Good is quite a subjective term but my personal experience has been amazing. I was ill a few years ago and up until I started with Huel, I had trouble shifting that extra bit of weight.
For 7 or 8 months I’ve been having Huel for two meals a day. I’ve been able to make sure that I get the nutrients I need and control my calories. That last couple of stone has dropped off without changing anything else.
It’s not meant to be. It’s about convenience and improving nutrition. Sure, a few people have gone all in with Huel, but most use it to replace either breakfast or lunch because compared to a lot of meals Huel is way more nutritious.
For example, as an office worker my lunch has long been a sandwich deal from Sainsburys (sandwich, crisps, can or pop). The nutritional profile of Huel is an obvious improvement on that. I also tended to skip breakfast, and snacked all morning becauae I was hungry. Now I don’t.
If you check the blog there’s been posts about blood tests and such that make for interesting reading, but there’s lots happening across the product category. A food scientist has just lived on joylent for 6 months (for example) doing blood tests throughout.
Thanks, and yep there’s a couple of years between those pics. I’m 40 now. Genetics, age and having children is catching up with me and my hairline.
At the beginning of this year I was just over 14 stone and now I’m just under 12 stone.
Which criteria would you use to define Healthiest and Best? What are you comparing this to? What are you looking for from Huel and what are your goals?
That’s exactly the benefit of Huel for me too. I don’t see it as a superfood that will turn me into Ironman, just a quick convenience food that’s better than a £3 meal deal
If you are looking for the “best” possible option you probably need to DIY because everyone has slightly different metabolism and rates of absorption. In terms of what you can get prepackaged, probably ambronite is using the highest quality sources of nutrition, and it shows in the price.

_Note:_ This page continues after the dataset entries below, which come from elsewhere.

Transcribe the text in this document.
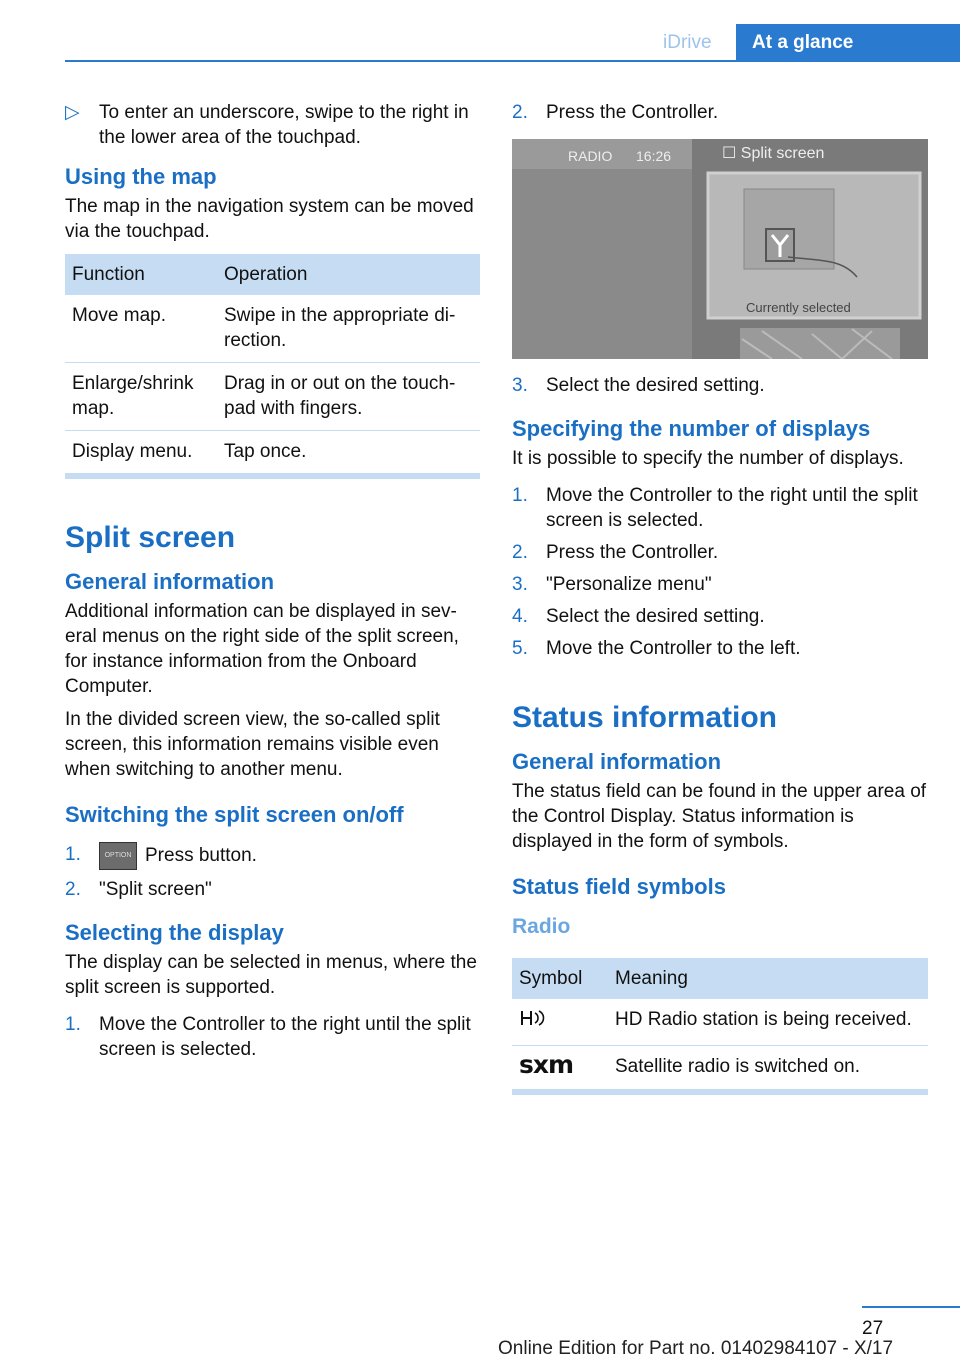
iDrive	At a glance
▷	To enter an underscore, swipe to the right in the lower area of the touchpad.
Using the map

The map in the navigation system can be moved via the touchpad.

Function	Operation
Move map.	Swipe in the appropriate di‐rection.
Enlarge/shrink map.	Drag in or out on the touch‐pad with fingers.
Display menu.	Tap once.
Split screen
General information

Additional information can be displayed in sev‐eral menus on the right side of the split screen, for instance information from the Onboard Computer.

In the divided screen view, the so-called split screen, this information remains visible even when switching to another menu.

Switching the split screen on/off
1.	OPTION Press button.
2. "Split screen"
Selecting the display

The display can be selected in menus, where the split screen is supported.

1. Move the Controller to the right until the split screen is selected.
2. Press the Controller.
RADIO 16:26	☐ Split screen
Currently selected
3. Select the desired setting.
Specifying the number of displays

It is possible to specify the number of displays.

1. Move the Controller to the right until the split screen is selected.
2. Press the Controller.
3. "Personalize menu"
4. Select the desired setting.
5. Move the Controller to the left.
Status information
General information

The status field can be found in the upper area of the Control Display. Status information is displayed in the form of symbols.

Status field symbols
Radio
Symbol	Meaning
	HD Radio station is being received.
sxm	Satellite radio is switched on.
27
Online Edition for Part no. 01402984107 - X/17
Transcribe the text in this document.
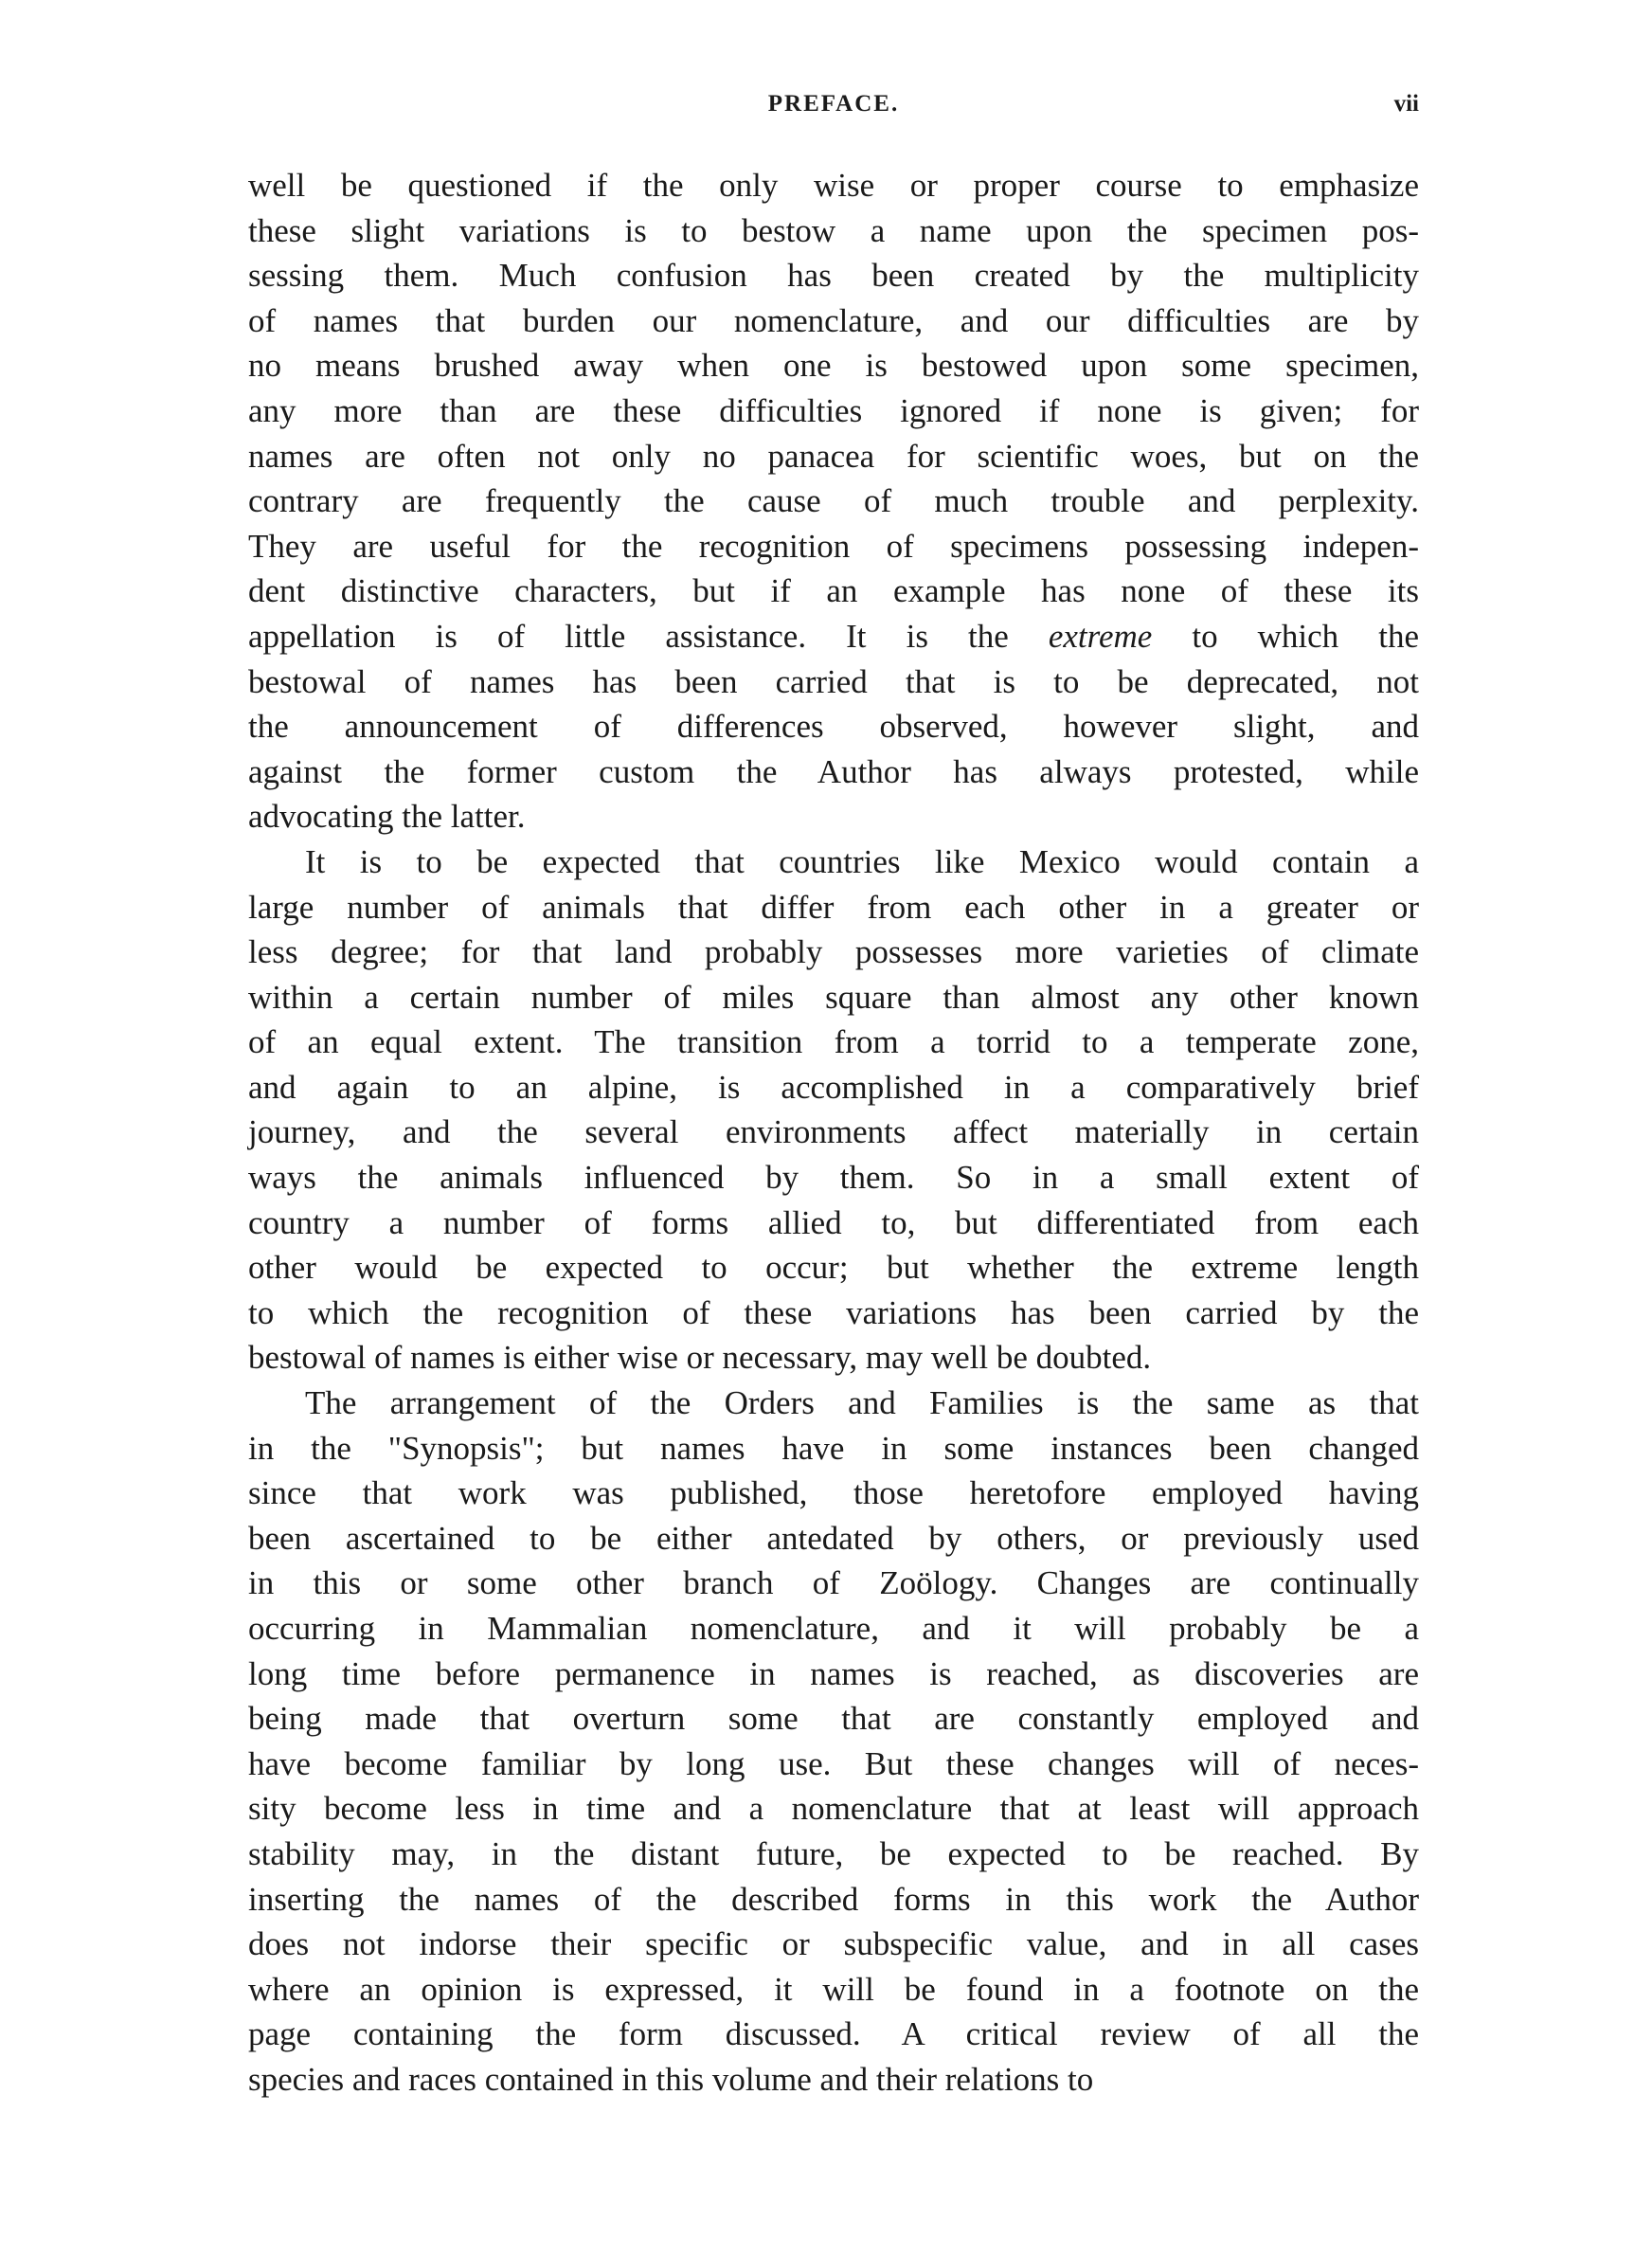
PREFACE.	vii
well be questioned if the only wise or proper course to emphasize
these slight variations is to bestow a name upon the specimen pos-
sessing them. Much confusion has been created by the multiplicity
of names that burden our nomenclature, and our difficulties are by
no means brushed away when one is bestowed upon some specimen,
any more than are these difficulties ignored if none is given; for
names are often not only no panacea for scientific woes, but on the
contrary are frequently the cause of much trouble and perplexity.
They are useful for the recognition of specimens possessing indepen-
dent distinctive characters, but if an example has none of these its
appellation is of little assistance. It is the extreme to which the
bestowal of names has been carried that is to be deprecated, not
the announcement of differences observed, however slight, and
against the former custom the Author has always protested, while
advocating the latter.
It is to be expected that countries like Mexico would contain a
large number of animals that differ from each other in a greater or
less degree; for that land probably possesses more varieties of climate
within a certain number of miles square than almost any other known
of an equal extent. The transition from a torrid to a temperate zone,
and again to an alpine, is accomplished in a comparatively brief
journey, and the several environments affect materially in certain
ways the animals influenced by them. So in a small extent of
country a number of forms allied to, but differentiated from each
other would be expected to occur; but whether the extreme length
to which the recognition of these variations has been carried by the
bestowal of names is either wise or necessary, may well be doubted.
The arrangement of the Orders and Families is the same as that
in the "Synopsis"; but names have in some instances been changed
since that work was published, those heretofore employed having
been ascertained to be either antedated by others, or previously used
in this or some other branch of Zoölogy. Changes are continually
occurring in Mammalian nomenclature, and it will probably be a
long time before permanence in names is reached, as discoveries are
being made that overturn some that are constantly employed and
have become familiar by long use. But these changes will of neces-
sity become less in time and a nomenclature that at least will approach
stability may, in the distant future, be expected to be reached. By
inserting the names of the described forms in this work the Author
does not indorse their specific or subspecific value, and in all cases
where an opinion is expressed, it will be found in a footnote on the
page containing the form discussed. A critical review of all the
species and races contained in this volume and their relations to
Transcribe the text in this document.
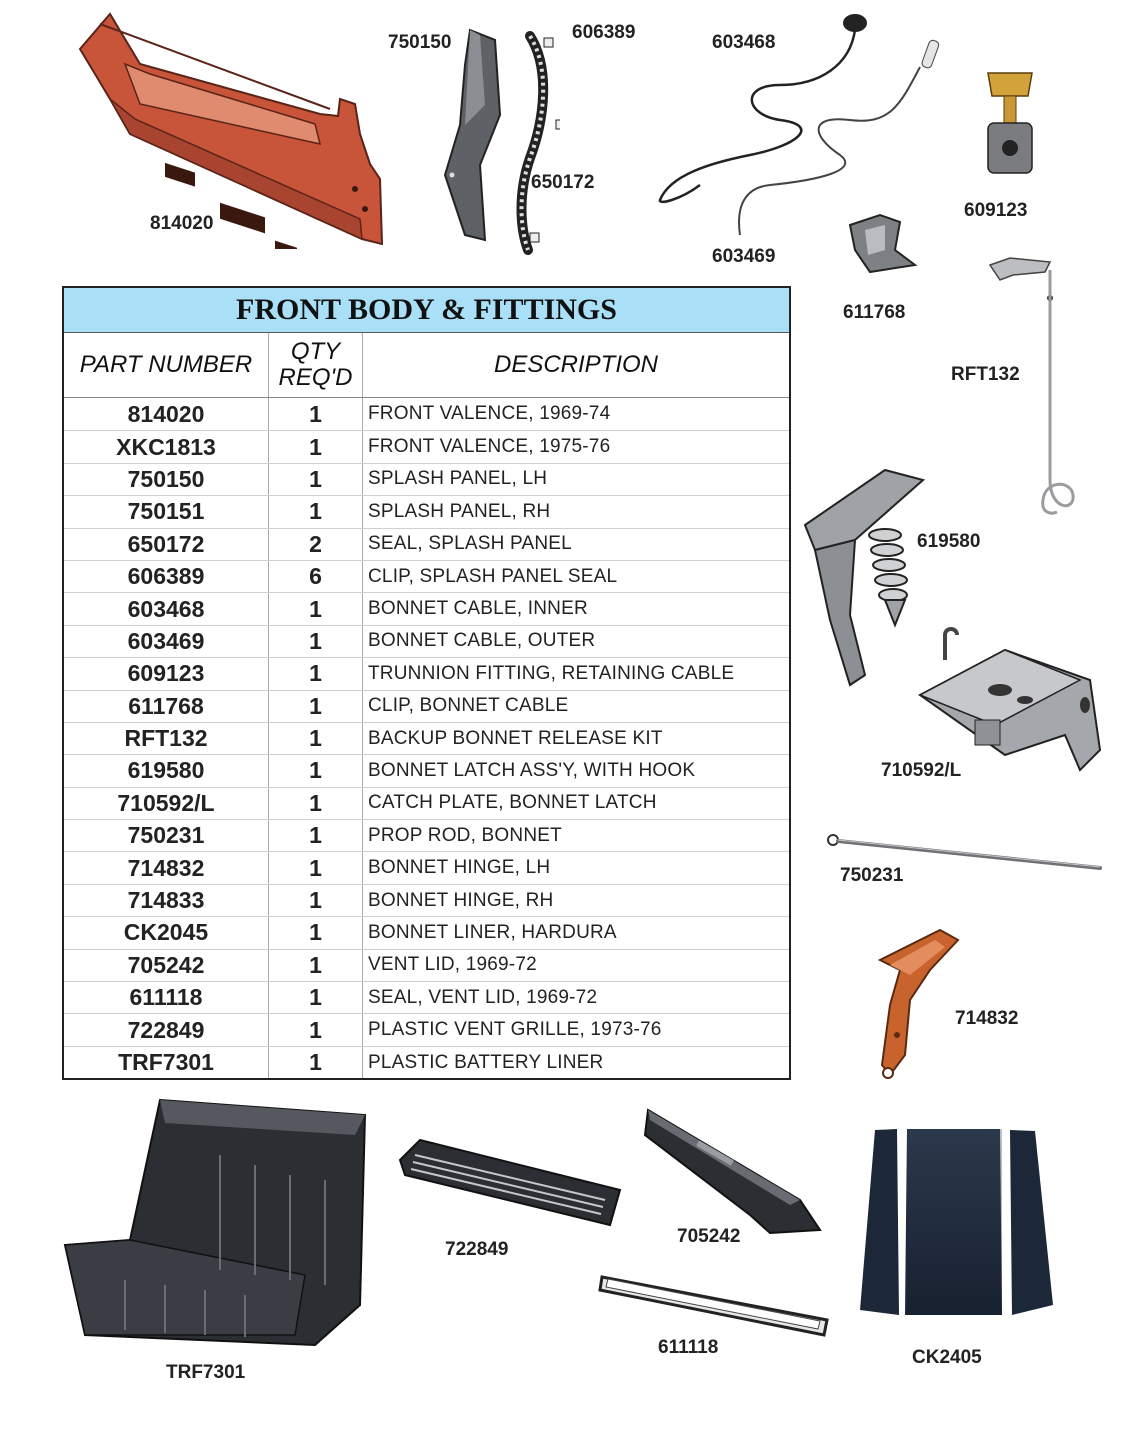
814020
750150	606389
650172
603468
603469
609123
611768
RFT132
619580
710592/L
750231
714832
TRF7301
722849
705242
611118	CK2405
FRONT BODY & FITTINGS
PART NUMBER	QTY
REQ'D	DESCRIPTION
814020	1	FRONT VALENCE, 1969-74
XKC1813	1	FRONT VALENCE, 1975-76
750150	1	SPLASH PANEL, LH
750151	1	SPLASH PANEL, RH
650172	2	SEAL, SPLASH PANEL
606389	6	CLIP, SPLASH PANEL SEAL
603468	1	BONNET CABLE, INNER
603469	1	BONNET CABLE, OUTER
609123	1	TRUNNION FITTING, RETAINING CABLE
611768	1	CLIP, BONNET CABLE
RFT132	1	BACKUP BONNET RELEASE KIT
619580	1	BONNET LATCH ASS'Y, WITH HOOK
710592/L	1	CATCH PLATE, BONNET LATCH
750231	1	PROP ROD, BONNET
714832	1	BONNET HINGE, LH
714833	1	BONNET HINGE, RH
CK2045	1	BONNET LINER, HARDURA
705242	1	VENT LID, 1969-72
611118	1	SEAL, VENT LID, 1969-72
722849	1	PLASTIC VENT GRILLE, 1973-76
TRF7301	1	PLASTIC BATTERY LINER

Huel is pretty good though, low GI, high protein, most nutrients from ‘whole’ food ingredients. Plus, afaik they are the only ones doing any studies, which is the reason I started buying from them in the first place.
Huel is just food. And the ingredients are listed on it.
There are many studies showing that a better diet will lead to health improvements, and consuming the food listed in Huel’s ingredients is a better diet than most eat.
There is no strange bro-science or magic going on.
It seems to me that you are making up something to be bothered by, and then getting bothered by it.
Huel are very open and honest about what their product is. Many people have found that it has improved their lives by being a convenient way to eat more healthily. That’s it.
There is no such thing as a super fuel for your body. That is a good, nutritionally complete diet, which Huel can be a convenient part of.
It sounds like it may not be for you, which is fine. But there is no big secret here.
Well James took a degree in nutritional science, and spent a good number of years using that knowledge to advise people on eating habits. Then in 2014 Julian commissioned James to find the foods and ratios for a nutritionally complete powder meal. Then they started "bagging up oats peas and seeds and selling it for " £22.50 pound a bag. Your maths is wrong, but otherwise yes.
It works out at £1.33 a meal, if purchased in bulk. Its worth buying if you want to eat it.